Loudoun Tribune Publisher Pleads Guilty to Fraud, Weapons Charges

Brian Thomas Reynolds, 52, of Leesburg, pleaded guilty in federal District Court on Monday to two felony charges following an investigation into allegations that he defrauded investors and lenders supporting his Loudoun Tribunenewspaper.

Reynolds pleaded guilty to one count of wire fraud and one count of unlawful possession of firearms by a previously convicted felon; he had been previously convicted on federal wire fraud charges in 1996.He faces a maximum penalty of 20 years in prison for the wire fraud count and a maximum penalty of 10 years in prison for the firearms count when sentenced on Sept. 13.

According to court documents, Reynolds made several materially false and fraudulent representations to actual and potential investors and lenders regarding the existence and value of advertising contracts held by the company, and created fake advertising contracts when no such agreements existed. He also was accused of making materially false and fraudulent representations regarding the company’s historical advertising revenues and the amount of money that he and others had invested in the company, falsely claimed that another individual had agreed to “match” the investments of certain investors, falsely claimed to at least one investor that the company lacked any debt, and materially overstated the amount of money held by the company in its bank accounts.

Court documents also state that Reynolds created altered loan documentation to defraud an individual who had lent money to the company by changing the language of the loan agreement to conditions that were materially more favorable to Reynolds and his company than had actually been agreed to by the lender. Reynolds also made materially false representations regarding the number of issues of the Loudoun Tribunethat had been distributed, and falsely claimed that a prominent businessperson served on the company’s advisory board, when in fact that individual held no position on the board and played no role in the operation of the business.

Reynolds, who has four prior felony convictions and is prohibited from possessing firearms, also pleaded guilty to unlawfully possessing seven firearms and associated ammunition.

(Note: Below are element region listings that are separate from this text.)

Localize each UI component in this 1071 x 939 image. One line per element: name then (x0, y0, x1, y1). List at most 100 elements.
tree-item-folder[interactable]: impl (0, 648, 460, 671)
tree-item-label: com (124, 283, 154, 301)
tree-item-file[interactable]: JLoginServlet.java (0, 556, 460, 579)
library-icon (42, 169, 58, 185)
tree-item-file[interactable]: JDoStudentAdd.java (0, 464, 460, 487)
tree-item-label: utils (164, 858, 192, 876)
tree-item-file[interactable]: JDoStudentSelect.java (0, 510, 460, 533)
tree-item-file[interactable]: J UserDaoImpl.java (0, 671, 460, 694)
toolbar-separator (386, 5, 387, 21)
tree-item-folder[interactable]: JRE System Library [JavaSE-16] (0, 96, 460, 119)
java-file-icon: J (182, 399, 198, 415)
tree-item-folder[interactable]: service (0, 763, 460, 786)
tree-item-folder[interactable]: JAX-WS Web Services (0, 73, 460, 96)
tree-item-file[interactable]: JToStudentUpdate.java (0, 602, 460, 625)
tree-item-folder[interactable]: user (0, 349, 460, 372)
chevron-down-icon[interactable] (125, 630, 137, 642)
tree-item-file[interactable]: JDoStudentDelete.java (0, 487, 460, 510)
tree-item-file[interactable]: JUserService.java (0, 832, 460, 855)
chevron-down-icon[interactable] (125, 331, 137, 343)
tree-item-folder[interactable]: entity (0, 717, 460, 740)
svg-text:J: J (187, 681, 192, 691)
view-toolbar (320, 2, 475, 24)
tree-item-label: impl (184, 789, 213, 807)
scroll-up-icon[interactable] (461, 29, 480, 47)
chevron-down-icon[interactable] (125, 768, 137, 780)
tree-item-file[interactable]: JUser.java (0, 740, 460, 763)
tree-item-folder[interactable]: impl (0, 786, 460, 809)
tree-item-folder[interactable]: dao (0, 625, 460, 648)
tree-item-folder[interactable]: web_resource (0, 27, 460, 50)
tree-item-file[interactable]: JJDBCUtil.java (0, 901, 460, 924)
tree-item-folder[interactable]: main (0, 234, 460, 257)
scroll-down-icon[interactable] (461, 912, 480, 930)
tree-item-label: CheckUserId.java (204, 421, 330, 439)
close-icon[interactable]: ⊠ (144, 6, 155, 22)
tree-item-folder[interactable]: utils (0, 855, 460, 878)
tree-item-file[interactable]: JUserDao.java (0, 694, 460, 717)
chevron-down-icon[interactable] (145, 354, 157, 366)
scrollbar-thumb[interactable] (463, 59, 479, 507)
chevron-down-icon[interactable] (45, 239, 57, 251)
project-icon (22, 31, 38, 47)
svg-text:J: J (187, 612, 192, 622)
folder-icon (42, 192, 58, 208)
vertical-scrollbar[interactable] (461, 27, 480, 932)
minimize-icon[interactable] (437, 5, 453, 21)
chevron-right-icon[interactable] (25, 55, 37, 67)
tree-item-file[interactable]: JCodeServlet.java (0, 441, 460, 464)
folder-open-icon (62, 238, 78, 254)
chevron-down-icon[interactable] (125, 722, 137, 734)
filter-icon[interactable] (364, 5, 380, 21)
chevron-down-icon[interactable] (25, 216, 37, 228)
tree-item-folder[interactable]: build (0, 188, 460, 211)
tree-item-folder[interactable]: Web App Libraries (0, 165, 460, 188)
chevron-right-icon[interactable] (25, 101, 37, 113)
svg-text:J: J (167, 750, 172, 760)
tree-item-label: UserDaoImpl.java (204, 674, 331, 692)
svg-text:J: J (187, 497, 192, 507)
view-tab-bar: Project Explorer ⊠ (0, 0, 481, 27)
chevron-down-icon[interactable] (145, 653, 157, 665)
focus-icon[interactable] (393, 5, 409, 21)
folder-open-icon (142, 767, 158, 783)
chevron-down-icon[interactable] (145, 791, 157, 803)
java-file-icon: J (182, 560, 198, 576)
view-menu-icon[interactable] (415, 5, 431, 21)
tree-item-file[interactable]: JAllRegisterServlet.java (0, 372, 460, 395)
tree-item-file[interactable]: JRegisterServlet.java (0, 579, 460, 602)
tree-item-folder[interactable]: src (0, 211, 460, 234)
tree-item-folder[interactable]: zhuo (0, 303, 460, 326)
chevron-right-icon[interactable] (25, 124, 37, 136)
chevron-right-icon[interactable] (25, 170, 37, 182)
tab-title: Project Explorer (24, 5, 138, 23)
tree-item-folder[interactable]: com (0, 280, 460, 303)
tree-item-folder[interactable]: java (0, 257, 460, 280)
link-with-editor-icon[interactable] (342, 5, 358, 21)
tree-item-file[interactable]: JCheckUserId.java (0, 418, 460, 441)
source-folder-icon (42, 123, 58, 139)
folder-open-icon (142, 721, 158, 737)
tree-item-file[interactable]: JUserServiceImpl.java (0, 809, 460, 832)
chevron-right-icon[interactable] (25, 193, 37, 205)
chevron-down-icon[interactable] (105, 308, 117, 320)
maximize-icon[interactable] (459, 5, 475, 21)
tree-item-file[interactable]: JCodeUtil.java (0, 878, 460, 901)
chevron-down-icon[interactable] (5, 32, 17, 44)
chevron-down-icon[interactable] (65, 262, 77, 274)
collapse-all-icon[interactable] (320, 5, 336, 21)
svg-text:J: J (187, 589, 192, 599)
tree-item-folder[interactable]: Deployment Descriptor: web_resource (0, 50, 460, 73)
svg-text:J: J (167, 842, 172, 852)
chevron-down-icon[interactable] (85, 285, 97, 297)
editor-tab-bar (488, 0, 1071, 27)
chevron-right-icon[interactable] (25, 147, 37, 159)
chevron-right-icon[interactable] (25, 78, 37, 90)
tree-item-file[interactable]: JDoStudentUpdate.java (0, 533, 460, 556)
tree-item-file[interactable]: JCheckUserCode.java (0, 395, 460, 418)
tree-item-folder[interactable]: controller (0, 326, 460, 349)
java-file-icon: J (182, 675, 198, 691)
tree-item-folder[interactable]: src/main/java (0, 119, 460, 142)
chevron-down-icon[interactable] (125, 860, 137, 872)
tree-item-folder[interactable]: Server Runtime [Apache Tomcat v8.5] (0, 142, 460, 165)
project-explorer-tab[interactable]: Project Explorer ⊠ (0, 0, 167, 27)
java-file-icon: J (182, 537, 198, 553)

According to the Department of Justice, the case was investigated as part of the Project Safe Neighborhoods program to bolster violent crime reduction efforts. Through PSN, a broad spectrum of stakeholders work together to identify the most pressing violent crime problems in the community and develop comprehensive solutions to address them. As part of this strategy, PSN focuses enforcement efforts on the most violent offenders and partners with locally based prevention and reentry programs for lasting reductions in crime.